Die guten Eigenschaften der inneren Sophie: Sie ist stark, unabhängig, direkt, realistisch, selbstständig, authentisch, hartnäckig und lässt sich nicht täuschen.

Die schlechten Eigenschaften der inneren Sophie: Sie ist distanziert, kühl, emotionslos, grob, unsensibel, wenig einfühlsam, abweisend und unnahbar.

Mit einer dominanten Sophie …

… haben wir den dringenden Wunsch, einmalige Einzelwesen und unverwechselbare Individuen zu sein. Wir versuchen, so unabhängig wie möglich zu sein und ja niemanden zu brauchen. Wir distanzieren uns gerne von unseren Mitmenschen, halten Abstand, vermeiden vertraute Nähe, haben Angst, uns zu öffnen, uns hinzugeben und sind misstrauisch und überaus rational. Nähe, Sympathie oder Zuneigung erleben wir leicht als Bedrohung.

Wir entwickeln das Bedürfnis, unverletzbar zu sein und unsere Gefühle kontrollieren zu müssen.

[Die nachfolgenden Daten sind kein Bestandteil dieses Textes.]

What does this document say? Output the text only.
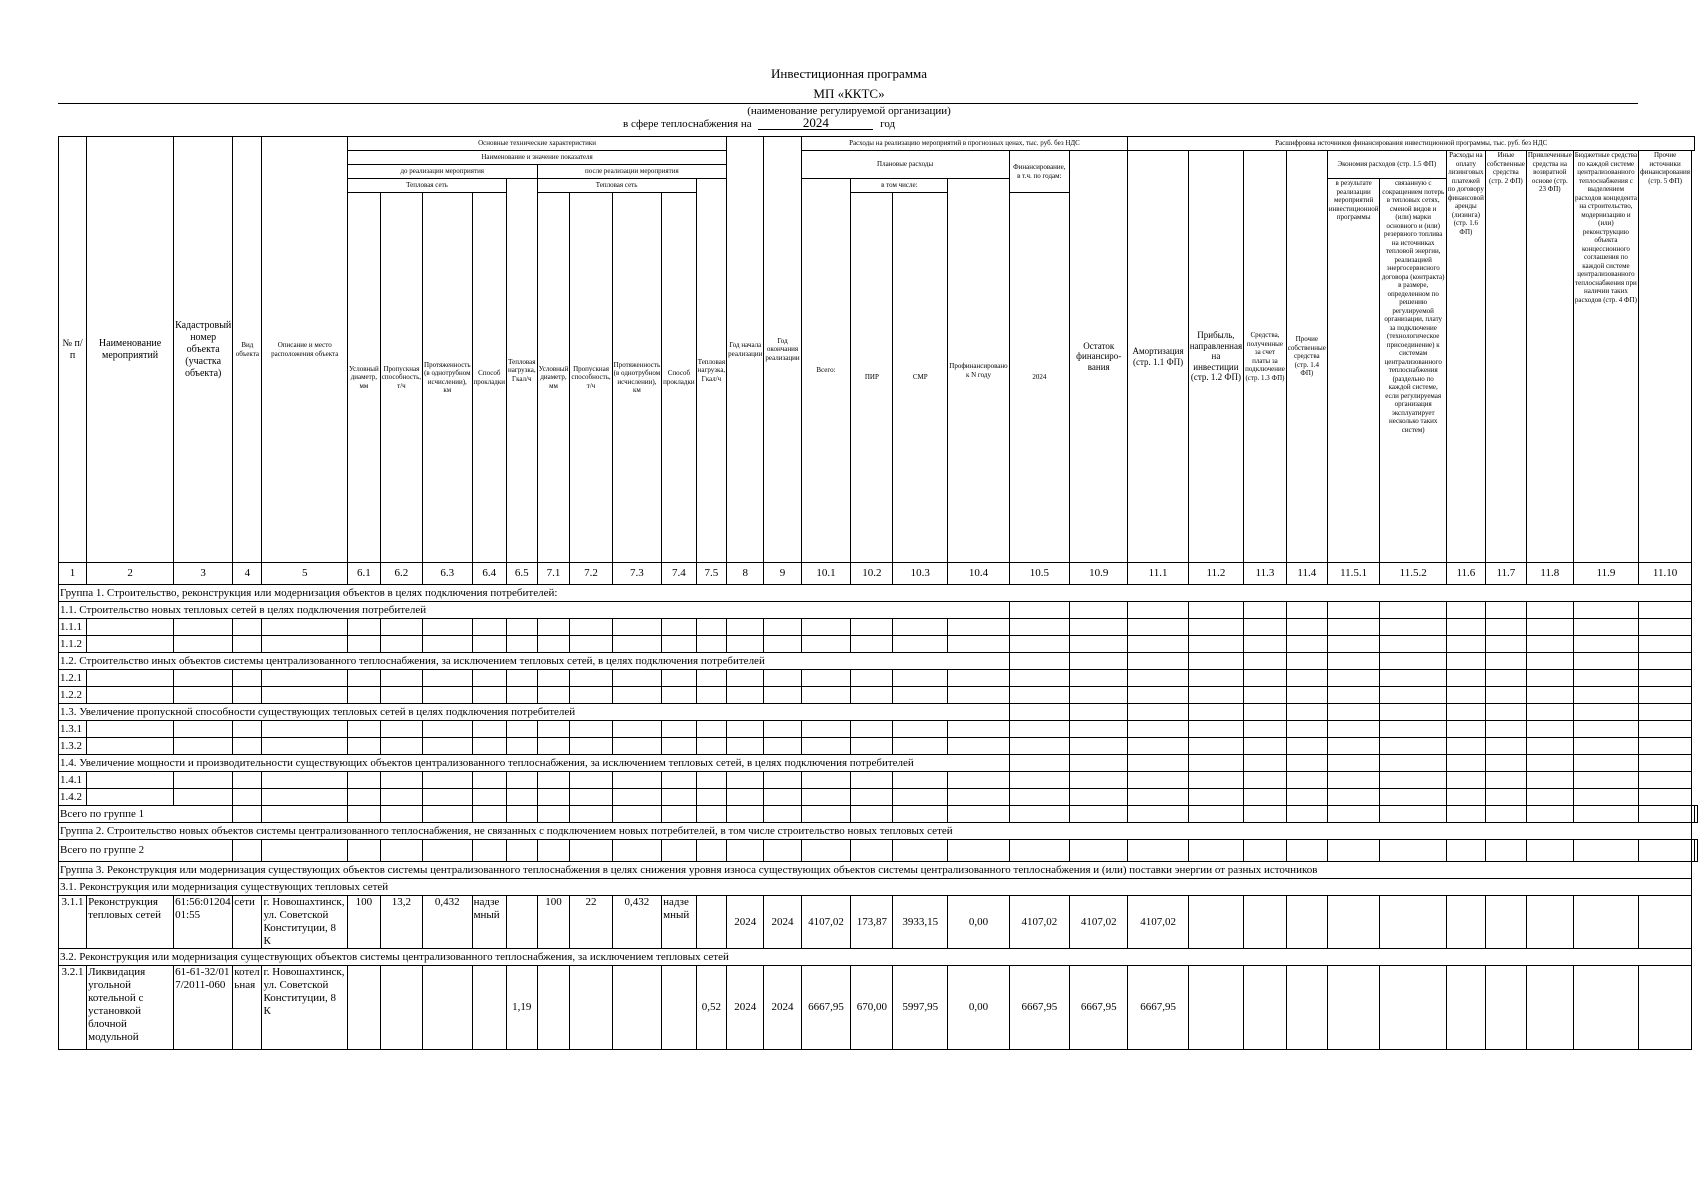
Инвестиционная программа
МП «ККТС»
(наименование регулируемой организации)
в сфере теплоснабжения на	2024	год
№ п/п	Наименование мероприятий	Кадастровый номер объекта (участка объекта)	Вид объекта	Описание и место расположения объекта	Основные технические характеристики										Год начала реализации	Год окончания реализации	Расходы на реализацию мероприятий в прогнозных ценах, тыс. руб. без НДС						Расшифровка источников финансирования инвестиционной программы, тыс. руб. без НДС												
					Наименование и значение показателя												Плановые расходы				Финансирование, в т.ч. по годам:	Остаток финансиро-вания	Амортизация (стр. 1.1 ФП)	Прибыль, направленная на инвестиции (стр. 1.2 ФП)	Средства, полученные за счет платы за подключение (стр. 1.3 ФП)	Прочие собственные средства (стр. 1.4 ФП)	Экономия расходов (стр. 1.5 ФП)		Расходы на оплату лизинговых платежей по договору финансовой аренды (лизинга) (стр. 1.6 ФП)	Иные собственные средства (стр. 2 ФП)	Привлеченные средства на возвратной основе (стр. 23 ФП)	Бюджетные средства по каждой системе централизованного теплоснабжения с выделением расходов концедента на строительство, модернизацию и (или) реконструкцию объекта концессионного соглашения по каждой системе централизованного теплоснабжения при наличии таких расходов (стр. 4 ФП)	Прочие источники финансирования (стр. 5 ФП)		
					до реализации мероприятия					после реализации мероприятия																									
					Тепловая сеть				Тепловая нагрузка, Гкал/ч	Тепловая сеть				Тепловая нагрузка, Гкал/ч			Всего:	в том числе:		Профинансировано к N году							в результате реализации мероприятий инвестиционной программы	связанную с сокращением потерь в тепловых сетях, сменой видов и (или) марки основного и (или) резервного топлива на источниках тепловой энергии, реализацией энергосервисного договора (контракта) в размере, определенном по решению регулируемой организации, плату за подключение (технологическое присоединение) к системам централизованного теплоснабжения (раздельно по каждой системе, если регулируемая организация эксплуатирует несколько таких систем)							
					Условный диаметр, мм	Пропускная способность, т/ч	Протяженность (в однотрубном исчислении), км	Способ прокладки		Условный диаметр, мм	Пропускная способность, т/ч	Протяженность (в однотрубном исчислении), км	Способ прокладки					ПИР	СМР		2024														

1	2	3	4	5	6.1	6.2	6.3	6.4	6.5	7.1	7.2	7.3	7.4	7.5	8	9	10.1	10.2	10.3	10.4	10.5	10.9	11.1	11.2	11.3	11.4	11.5.1	11.5.2	11.6	11.7	11.8	11.9	11.10		
Группа 1. Строительство, реконструкция или модернизация объектов в целях подключения потребителей:																																			
1.1. Строительство новых тепловых сетей в целях подключения потребителей																																			
1.1.1																																			
1.1.2																																			
1.2. Строительство иных объектов системы централизованного теплоснабжения, за исключением тепловых сетей, в целях подключения потребителей																																			
1.2.1																																			
1.2.2																																			
1.3. Увеличение пропускной способности существующих тепловых сетей в целях подключения потребителей																																			
1.3.1																																			
1.3.2																																			
1.4. Увеличение мощности и производительности существующих объектов централизованного теплоснабжения, за исключением тепловых сетей, в целях подключения потребителей																																			
1.4.1																																			
1.4.2																																			
Всего по группе 1																																			
Группа 2. Строительство новых объектов системы централизованного теплоснабжения, не связанных с подключением новых потребителей, в том числе строительство новых тепловых сетей																																			
Всего по группе 2																																			
Группа 3. Реконструкция или модернизация существующих объектов системы централизованного теплоснабжения в целях снижения уровня износа существующих объектов системы централизованного теплоснабжения и (или) поставки энергии от разных источников																																			
3.1. Реконструкция или модернизация существующих тепловых сетей																																			
3.1.1	Реконструкция тепловых сетей	61:56:0120401:55	сети	г. Новошахтинск, ул. Советской Конституции, 8 К	100	13,2	0,432	надземный		100	22	0,432	надземный		2024	2024	4107,02	173,87	3933,15	0,00	4107,02	4107,02	4107,02												
3.2. Реконструкция или модернизация существующих объектов системы централизованного теплоснабжения, за исключением тепловых сетей																																			
3.2.1	Ликвидация угольной котельной с установкой блочной модульной	61-61-32/017/2011-060	котельная	г. Новошахтинск, ул. Советской Конституции, 8 К					1,19					0,52	2024	2024	6667,95	670,00	5997,95	0,00	6667,95	6667,95	6667,95												
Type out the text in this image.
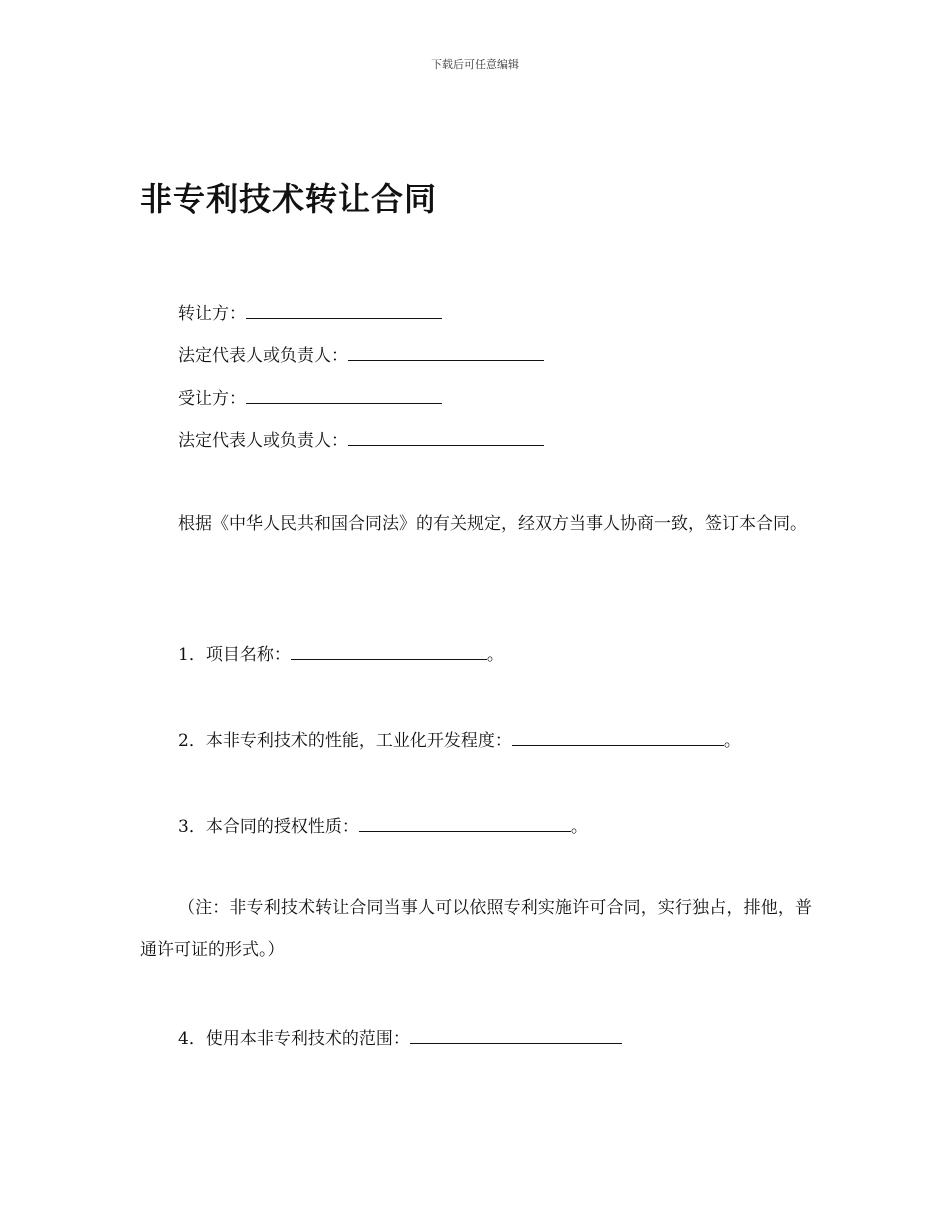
下载后可任意编辑
非专利技术转让合同
转让方：
法定代表人或负责人：
受让方：
法定代表人或负责人：

根据《中华人民共和国合同法》的有关规定，经双方当事人协商一致，签订本合同。

1．项目名称：	。
2．本非专利技术的性能，工业化开发程度：	。
3．本合同的授权性质：	。

（注：非专利技术转让合同当事人可以依照专利实施许可合同，实行独占，排他，普通许可证的形式。）

4．使用本非专利技术的范围：
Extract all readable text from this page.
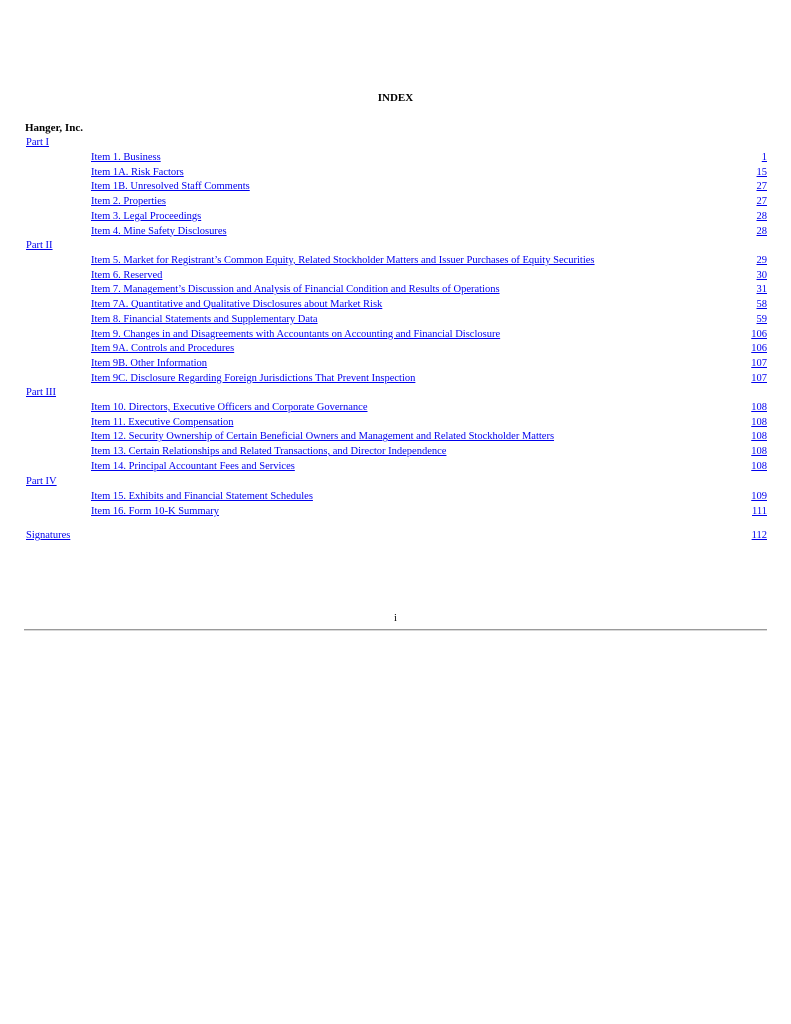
INDEX
Hanger, Inc.
Part I
Item 1. Business	1
Item 1A. Risk Factors	15
Item 1B. Unresolved Staff Comments	27
Item 2. Properties	27
Item 3. Legal Proceedings	28
Item 4. Mine Safety Disclosures	28
Part II
Item 5. Market for Registrant’s Common Equity, Related Stockholder Matters and Issuer Purchases of Equity Securities	29
Item 6. Reserved	30
Item 7. Management’s Discussion and Analysis of Financial Condition and Results of Operations	31
Item 7A. Quantitative and Qualitative Disclosures about Market Risk	58
Item 8. Financial Statements and Supplementary Data	59
Item 9. Changes in and Disagreements with Accountants on Accounting and Financial Disclosure	106
Item 9A. Controls and Procedures	106
Item 9B. Other Information	107
Item 9C. Disclosure Regarding Foreign Jurisdictions That Prevent Inspection	107
Part III
Item 10. Directors, Executive Officers and Corporate Governance	108
Item 11. Executive Compensation	108
Item 12. Security Ownership of Certain Beneficial Owners and Management and Related Stockholder Matters	108
Item 13. Certain Relationships and Related Transactions, and Director Independence	108
Item 14. Principal Accountant Fees and Services	108
Part IV
Item 15. Exhibits and Financial Statement Schedules	109
Item 16. Form 10-K Summary	111
Signatures	112
i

Zu diesem Zweck legen wir uns eine Fassade zu, hinter die niemand mehr blicken kann. Von außen wirken wir distanziert, kühl und sachlich, aber allzu leicht auch schroff und seltsam. Kein Wunder, dass wir mit dieser Prägung leicht Singles bleiben.

Mit einer besonders schwach ausgeprägten Sophie in uns …

… haben wir Probleme damit, uns als unabhängig von anderen wahrzunehmen. Wir fühlen uns schnell einsam und sind am besten immer von vielen Menschen umgeben. Unsicherheit gegenüber unseren eigenen Gedanken und Überzeugungen führt dazu, dass wir uns stark an den Meinungen anderer orientieren.

In der Arbeit fragen wir häufig, wie genau eine bestimmte Tätigkeit gemacht werden sollte und ob wir auch alles richtig machen. Dies kann in anderen den Eindruck entstehen lassen, wir wären unsicher, unselbstständig oder sogar inkompetent.

In einer Beziehung zeigt sich ein ähnliches Muster. Wir haben es am liebsten, wenn unser Partner uns genau sagt, was wir machen sollen. Getrieben von unserer eigenen Unsicherheit und Unselbstständigkeit suchen wir die permanente Bestätigung des Partners und wären am liebsten zu jeder Zeit mit ihm zusammen.

Diese Faktoren können oft erdrückend für den Partner sein, da er das Gefühl haben kann, die Verantwortungs- und Entscheidungsgewalt auf seinen Schultern tragen zu müssen.